日本のジニ係数は、mid-2000でも上昇している。
池田先生は、日本の所得格差(ジニ係数)は図のようにOECD諸国の平均よりやや高い程度で、最近は低下している。
とおっしゃっているようですが、厚労省の所得再配分調査によれば、2005年調査分のジニ係数は再分配前で0.5263、再分配後で0.3873であって、いずれも2000年調査より上昇しています。
非正規労働の範囲拡大で若年労働者を中心に給与水準が低下した反面、株式配当率が上昇した(中高年正規労働者の所得がその分上昇したわけではありません。)わけですから、所得再分配前の不平等が大幅に拡大するのは避けられないことです。そのあたりの事実から目を背けてみても仕方がないように思います。

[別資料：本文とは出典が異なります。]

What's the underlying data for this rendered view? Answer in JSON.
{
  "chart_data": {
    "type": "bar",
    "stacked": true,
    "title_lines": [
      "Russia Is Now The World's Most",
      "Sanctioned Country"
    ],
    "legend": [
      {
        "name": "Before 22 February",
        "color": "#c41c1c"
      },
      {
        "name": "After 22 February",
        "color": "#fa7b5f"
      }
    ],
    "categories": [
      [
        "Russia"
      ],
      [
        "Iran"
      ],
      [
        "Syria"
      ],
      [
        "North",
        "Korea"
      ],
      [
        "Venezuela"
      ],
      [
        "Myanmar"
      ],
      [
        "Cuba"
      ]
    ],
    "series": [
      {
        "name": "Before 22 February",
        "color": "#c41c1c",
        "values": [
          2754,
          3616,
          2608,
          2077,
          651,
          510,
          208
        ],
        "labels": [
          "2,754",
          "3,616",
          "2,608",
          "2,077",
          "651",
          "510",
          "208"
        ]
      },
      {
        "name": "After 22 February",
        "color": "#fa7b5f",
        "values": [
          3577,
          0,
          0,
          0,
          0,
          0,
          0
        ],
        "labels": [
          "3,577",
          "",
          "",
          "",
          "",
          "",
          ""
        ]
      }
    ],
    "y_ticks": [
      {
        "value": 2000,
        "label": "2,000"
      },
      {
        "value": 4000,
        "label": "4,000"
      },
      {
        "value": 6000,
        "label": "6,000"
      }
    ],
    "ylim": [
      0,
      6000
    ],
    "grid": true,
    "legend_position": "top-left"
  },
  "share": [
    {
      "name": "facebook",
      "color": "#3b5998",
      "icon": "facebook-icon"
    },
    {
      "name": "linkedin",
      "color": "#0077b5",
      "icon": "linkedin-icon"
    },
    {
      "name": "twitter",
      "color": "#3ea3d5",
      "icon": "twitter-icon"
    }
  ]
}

そのことを肯定的に捉えるか否かは人によって違いがあるとは思います。純粋に経済学的見地から見れば、生存に必要なだけの所得を得られない人が(餓死するなり自殺するなりして)市場において淘汰されることは資源の最適分配をもたらすということになるのでしょうし、貧困家庭において生き延びるために娘を売春宿に売り飛ばすことは「性的魅力」という比較優位性を市場に投入することであって経済学的には好ましく、実際19世紀以前の日本の伝統に沿っているということにもなるのでしょうし。私は、経済学的に正しければ、人道的な観点など捨象しても良いとは考えませんが。